The knapsack problem is the following problem in combinatorial optimization:

Given a set of items, each with a weight and a value, determine which items to include in the collection so that the total weight is less than or equal to a given limit and the total value is as large as possible.

It derives its name from the problem faced by someone who is constrained by a fixed-size knapsack and must fill it with the most valuable items. The problem often arises in resource allocation where the decision-makers have to choose from a set of non-divisible projects or tasks under a fixed budget or time constraint, respectively.

(“Knapsack Problem” 2023)


0-1 knapsack problem

The most common problem being solved is the 0-1 knapsack problem, which restricts the number \(x_{i}\) of copies of each kind of item to zero or one. Given a set of \(n\) items numbered from 1 up to \(n\), each with a weight \(w_{i}\) and a value \(v_{i}\), along with a maximum weight capacity \(W\),

maximize \(\sum _{i=1}^{n}v_{i}x_{i}\)

subject to \(\sum _{i=1}^{n}w_{i}x_{i}\leq W\) and \(x_{i}\in \{0,1\}\)

Here \(x_i\) represents the number of instances of item \(i\) to include in the knapsack.

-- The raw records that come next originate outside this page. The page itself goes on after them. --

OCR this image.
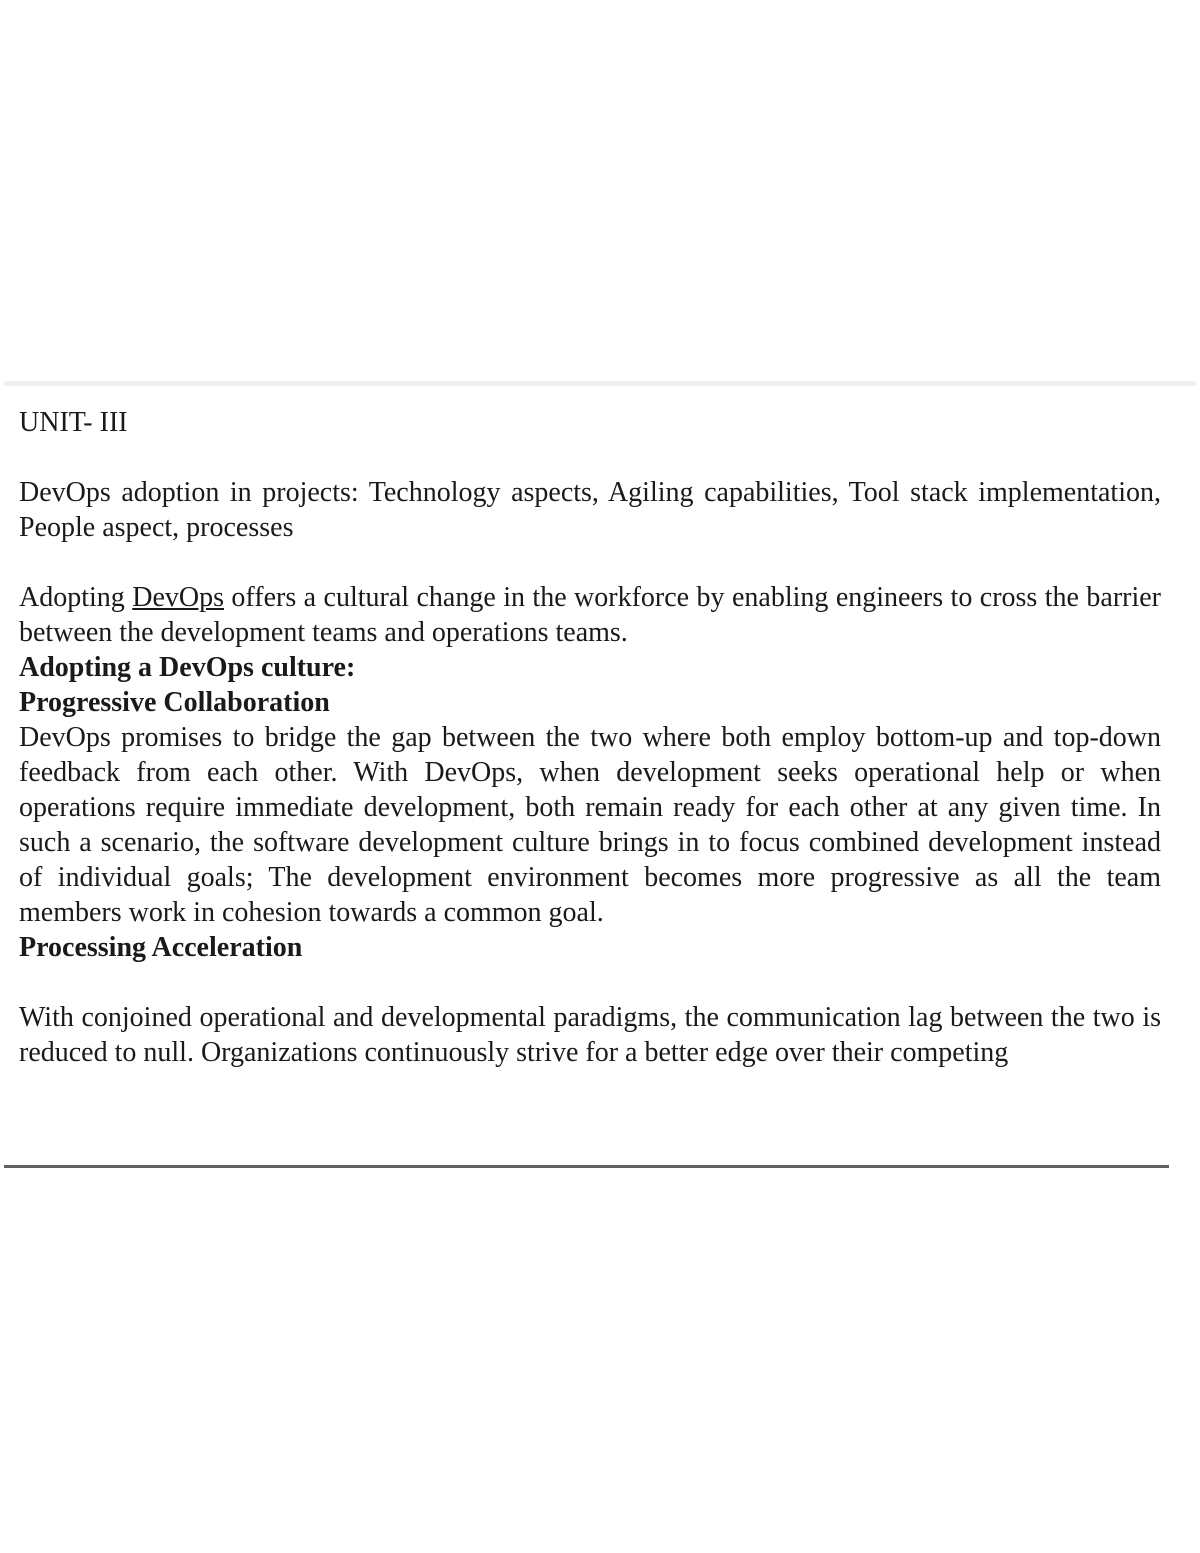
UNIT- III

DevOps adoption in projects: Technology aspects, Agiling capabilities, Tool stack implementation, People aspect, processes

Adopting DevOps offers a cultural change in the workforce by enabling engineers to cross the barrier between the development teams and operations teams.

Adopting a DevOps culture:

Progressive Collaboration

DevOps promises to bridge the gap between the two where both employ bottom-up and top-down feedback from each other. With DevOps, when development seeks operational help or when operations require immediate development, both remain ready for each other at any given time. In such a scenario, the software development culture brings in to focus combined development instead of individual goals; The development environment becomes more progressive as all the team members work in cohesion towards a common goal.

Processing Acceleration

With conjoined operational and developmental paradigms, the communication lag between the two is reduced to null. Organizations continuously strive for a better edge over their competing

Informally, the problem is to maximize the sum of the values of the items in the knapsack so that the sum of the weights is less than or equal to the knapsack’s capacity.

(“Knapsack Problem” 2023)

Bounded knapsack problem

The bounded knapsack problem (BKP) removes the restriction that there is only one of each item, but restricts the number \(x_{i}\) of copies of each kind of item to a maximum non-negative integer value \(c\)

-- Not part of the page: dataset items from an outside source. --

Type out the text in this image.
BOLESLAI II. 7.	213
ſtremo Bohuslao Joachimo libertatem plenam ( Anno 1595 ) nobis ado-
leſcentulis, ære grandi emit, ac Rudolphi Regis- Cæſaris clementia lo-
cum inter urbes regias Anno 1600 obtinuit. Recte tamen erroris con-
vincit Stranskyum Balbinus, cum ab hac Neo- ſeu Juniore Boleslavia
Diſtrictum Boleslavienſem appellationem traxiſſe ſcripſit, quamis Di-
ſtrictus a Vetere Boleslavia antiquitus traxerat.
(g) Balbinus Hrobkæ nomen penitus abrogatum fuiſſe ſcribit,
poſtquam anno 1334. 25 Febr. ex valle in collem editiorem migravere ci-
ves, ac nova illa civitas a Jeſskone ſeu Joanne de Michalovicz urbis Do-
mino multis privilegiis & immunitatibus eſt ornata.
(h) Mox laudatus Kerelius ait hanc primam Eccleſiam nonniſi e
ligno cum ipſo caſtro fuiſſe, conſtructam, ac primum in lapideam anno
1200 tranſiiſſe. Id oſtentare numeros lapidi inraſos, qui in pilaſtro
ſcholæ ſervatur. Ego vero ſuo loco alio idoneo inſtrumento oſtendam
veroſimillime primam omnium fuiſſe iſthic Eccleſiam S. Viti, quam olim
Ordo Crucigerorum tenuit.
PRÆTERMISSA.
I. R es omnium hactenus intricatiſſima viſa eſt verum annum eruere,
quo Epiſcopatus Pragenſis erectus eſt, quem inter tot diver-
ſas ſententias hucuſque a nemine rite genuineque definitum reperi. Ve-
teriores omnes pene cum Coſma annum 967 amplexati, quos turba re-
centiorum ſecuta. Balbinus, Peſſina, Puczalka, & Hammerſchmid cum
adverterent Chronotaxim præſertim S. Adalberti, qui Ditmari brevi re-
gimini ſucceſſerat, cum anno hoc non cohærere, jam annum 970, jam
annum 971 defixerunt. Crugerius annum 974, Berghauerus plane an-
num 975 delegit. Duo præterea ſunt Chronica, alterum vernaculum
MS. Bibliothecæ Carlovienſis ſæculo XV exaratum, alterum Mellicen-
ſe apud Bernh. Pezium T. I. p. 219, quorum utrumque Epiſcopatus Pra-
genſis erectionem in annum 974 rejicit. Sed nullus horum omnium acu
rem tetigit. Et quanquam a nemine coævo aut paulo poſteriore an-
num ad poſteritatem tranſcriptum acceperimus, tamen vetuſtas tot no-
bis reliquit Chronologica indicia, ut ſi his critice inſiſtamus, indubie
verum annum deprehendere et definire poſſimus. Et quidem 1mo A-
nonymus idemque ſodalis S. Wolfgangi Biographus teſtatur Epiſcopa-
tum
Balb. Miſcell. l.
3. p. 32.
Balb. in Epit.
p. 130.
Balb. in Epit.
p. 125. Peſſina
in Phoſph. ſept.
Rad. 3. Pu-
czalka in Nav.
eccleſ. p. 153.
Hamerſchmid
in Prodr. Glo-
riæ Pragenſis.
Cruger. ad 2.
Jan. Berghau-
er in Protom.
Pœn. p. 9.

Unbounded knapsack problem

The unbounded knapsack problem (UKP) places no upper bound on the number of copies of each kind of item and can be formulated as above except that the only restriction on \(x_{i}\) is that it is a non-negative integer.


The subset sum problem [Subset sum problem] is a special case of the decision and 0-1 problems where each kind of item, the weight equals the value: \(w_{i}=v_{i}\).

(“Knapsack Problem” 2023)


“Knapsack Problem.” 2023. Wikipedia, January.